A partire da queste considerazioni Sergio Premoli propone una prospettiva educativa basata sull’empatia: “In famiglia dobbiamo decidere quale clima far respirare ai nostri figli, di fronte ai mali del mondo. Bisogna trasmettere la capacità di distinguere bene e male, ma al tempo stesso evitare il giudizio: evitare di condannare moralmente qualcuno che ha commesso un atto sbagliato, ma di cui non conosciamo la storia e le ragioni. È bene sviluppare un sentimento di empatia verso chi sbaglia, pensare noi stessi come fallibili e trasmettere anche ai figli l’empatia per le vittime e i carnefici. Del resto, anche il Papa dice che noi tutti siamo peccatori”.

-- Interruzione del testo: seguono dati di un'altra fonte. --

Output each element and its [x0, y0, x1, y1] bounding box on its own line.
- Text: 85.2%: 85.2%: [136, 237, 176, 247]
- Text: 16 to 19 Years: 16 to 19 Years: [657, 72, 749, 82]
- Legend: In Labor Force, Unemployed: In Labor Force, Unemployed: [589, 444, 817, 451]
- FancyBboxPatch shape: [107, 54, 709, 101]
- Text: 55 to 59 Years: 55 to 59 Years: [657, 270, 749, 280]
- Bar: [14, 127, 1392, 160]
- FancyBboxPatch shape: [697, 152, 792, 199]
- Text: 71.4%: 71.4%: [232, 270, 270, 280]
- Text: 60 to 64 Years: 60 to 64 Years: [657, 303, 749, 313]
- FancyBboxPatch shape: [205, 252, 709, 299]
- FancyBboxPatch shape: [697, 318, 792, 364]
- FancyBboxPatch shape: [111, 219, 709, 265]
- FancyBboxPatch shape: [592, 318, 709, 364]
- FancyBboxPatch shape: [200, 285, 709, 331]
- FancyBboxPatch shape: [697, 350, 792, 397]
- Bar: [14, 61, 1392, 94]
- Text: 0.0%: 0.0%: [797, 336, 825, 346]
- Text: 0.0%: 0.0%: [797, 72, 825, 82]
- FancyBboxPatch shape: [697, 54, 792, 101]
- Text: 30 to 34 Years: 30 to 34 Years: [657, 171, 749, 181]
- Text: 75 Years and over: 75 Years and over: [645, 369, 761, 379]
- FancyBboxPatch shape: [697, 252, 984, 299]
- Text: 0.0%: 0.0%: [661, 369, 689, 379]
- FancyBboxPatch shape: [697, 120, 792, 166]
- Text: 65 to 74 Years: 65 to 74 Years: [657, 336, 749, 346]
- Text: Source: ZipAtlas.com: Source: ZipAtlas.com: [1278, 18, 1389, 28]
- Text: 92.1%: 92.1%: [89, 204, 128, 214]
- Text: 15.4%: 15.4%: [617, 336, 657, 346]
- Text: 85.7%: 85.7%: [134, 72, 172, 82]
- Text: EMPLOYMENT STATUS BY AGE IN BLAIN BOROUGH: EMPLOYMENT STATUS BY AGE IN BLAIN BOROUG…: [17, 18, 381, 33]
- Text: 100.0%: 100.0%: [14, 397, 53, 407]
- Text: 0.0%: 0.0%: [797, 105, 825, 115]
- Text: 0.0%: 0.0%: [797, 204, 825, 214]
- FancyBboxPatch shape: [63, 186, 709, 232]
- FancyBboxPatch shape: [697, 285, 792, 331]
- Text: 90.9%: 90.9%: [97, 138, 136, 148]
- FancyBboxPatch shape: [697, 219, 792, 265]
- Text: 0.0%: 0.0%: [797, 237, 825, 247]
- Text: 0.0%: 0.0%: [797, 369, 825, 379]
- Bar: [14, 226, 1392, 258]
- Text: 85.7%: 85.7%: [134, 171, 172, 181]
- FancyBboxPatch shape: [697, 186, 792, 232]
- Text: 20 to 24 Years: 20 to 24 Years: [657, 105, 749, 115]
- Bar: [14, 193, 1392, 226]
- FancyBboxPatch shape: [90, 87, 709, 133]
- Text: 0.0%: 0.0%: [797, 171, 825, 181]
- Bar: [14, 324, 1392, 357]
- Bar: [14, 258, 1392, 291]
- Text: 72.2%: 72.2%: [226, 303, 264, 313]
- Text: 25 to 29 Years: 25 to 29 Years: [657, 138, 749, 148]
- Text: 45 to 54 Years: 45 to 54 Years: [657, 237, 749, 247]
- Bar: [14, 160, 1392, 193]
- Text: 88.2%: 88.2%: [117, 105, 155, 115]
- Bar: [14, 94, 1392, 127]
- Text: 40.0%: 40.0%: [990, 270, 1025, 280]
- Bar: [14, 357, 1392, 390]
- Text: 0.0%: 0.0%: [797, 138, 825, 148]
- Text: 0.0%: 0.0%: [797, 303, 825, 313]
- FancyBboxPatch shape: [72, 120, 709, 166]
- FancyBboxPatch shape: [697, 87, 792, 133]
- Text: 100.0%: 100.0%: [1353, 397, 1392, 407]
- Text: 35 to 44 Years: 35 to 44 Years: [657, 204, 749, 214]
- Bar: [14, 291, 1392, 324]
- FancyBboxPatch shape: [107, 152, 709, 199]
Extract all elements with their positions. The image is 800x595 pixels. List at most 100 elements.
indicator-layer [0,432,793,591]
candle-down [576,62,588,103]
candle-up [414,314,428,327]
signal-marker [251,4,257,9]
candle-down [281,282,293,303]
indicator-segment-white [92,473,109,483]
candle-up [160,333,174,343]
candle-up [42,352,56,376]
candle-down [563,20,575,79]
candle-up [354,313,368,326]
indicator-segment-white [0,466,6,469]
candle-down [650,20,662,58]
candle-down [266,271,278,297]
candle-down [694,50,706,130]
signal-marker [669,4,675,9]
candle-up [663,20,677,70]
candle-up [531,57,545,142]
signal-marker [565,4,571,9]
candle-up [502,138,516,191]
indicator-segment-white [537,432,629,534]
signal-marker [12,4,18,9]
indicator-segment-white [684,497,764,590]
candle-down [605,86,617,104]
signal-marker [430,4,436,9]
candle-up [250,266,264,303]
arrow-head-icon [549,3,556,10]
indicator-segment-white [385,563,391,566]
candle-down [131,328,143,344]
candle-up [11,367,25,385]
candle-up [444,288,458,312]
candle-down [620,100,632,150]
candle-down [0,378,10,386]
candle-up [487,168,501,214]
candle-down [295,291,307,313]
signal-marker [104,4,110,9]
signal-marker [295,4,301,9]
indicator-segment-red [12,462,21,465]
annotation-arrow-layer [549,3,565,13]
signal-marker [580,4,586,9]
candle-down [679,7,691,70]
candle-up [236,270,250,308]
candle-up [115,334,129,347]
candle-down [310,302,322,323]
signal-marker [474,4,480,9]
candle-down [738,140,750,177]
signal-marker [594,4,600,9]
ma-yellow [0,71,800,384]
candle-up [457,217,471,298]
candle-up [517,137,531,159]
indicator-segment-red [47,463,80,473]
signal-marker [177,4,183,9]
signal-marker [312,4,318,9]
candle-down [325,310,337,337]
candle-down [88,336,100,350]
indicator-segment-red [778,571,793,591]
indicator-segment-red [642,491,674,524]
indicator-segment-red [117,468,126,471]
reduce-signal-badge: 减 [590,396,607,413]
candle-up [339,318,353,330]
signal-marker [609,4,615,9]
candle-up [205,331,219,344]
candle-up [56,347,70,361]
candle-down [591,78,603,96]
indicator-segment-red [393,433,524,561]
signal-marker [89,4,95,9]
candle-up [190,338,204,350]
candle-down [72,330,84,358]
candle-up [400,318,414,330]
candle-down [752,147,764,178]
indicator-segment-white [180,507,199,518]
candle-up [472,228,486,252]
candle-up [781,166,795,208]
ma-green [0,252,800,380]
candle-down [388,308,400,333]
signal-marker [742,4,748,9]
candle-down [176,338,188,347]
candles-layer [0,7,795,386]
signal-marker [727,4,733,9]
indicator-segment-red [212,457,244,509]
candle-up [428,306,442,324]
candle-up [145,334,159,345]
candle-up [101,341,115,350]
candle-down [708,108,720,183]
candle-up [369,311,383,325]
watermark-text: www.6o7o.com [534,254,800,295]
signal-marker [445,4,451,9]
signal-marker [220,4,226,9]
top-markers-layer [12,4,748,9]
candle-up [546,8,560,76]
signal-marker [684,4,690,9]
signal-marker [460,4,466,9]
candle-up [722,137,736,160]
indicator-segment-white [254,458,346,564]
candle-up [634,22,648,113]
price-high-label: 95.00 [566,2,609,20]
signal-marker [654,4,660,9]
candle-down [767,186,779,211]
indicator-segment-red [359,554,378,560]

Lo psicanalista parla di una giustizia penale che, contro lo spirito della Costituzione, è diventata punitiva, non riparativa. “A livello sociale passa l’idea che quando qualcuno sbaglia debba espiare.  E anche con i figli spesso si emette un giudizio di condanna, e di conseguenza il figlio si sente accusato e sta sulla difensiva”. Invece, quando un figlio sbaglia non bisogna fargli vivere errore come colpa, ma come un danno riparabile o comunque perdonabile.

L’incontro si conclude con la suggestione della parabola del figliol prodigo: esempio di massima fragilità, di fronte a cui il padre rispetta la libertà del figlio, non ne giudica le azioni, ma si apre all’accoglienza. “Non fate mai vergognare i vostri figli”, esorta Sergio Premoli in un monito finale ai genitori. “La vergogna è un sentimento violentissimo, se si interiorizza questa immagine di sé è difficile liberarsi da questa ferita”.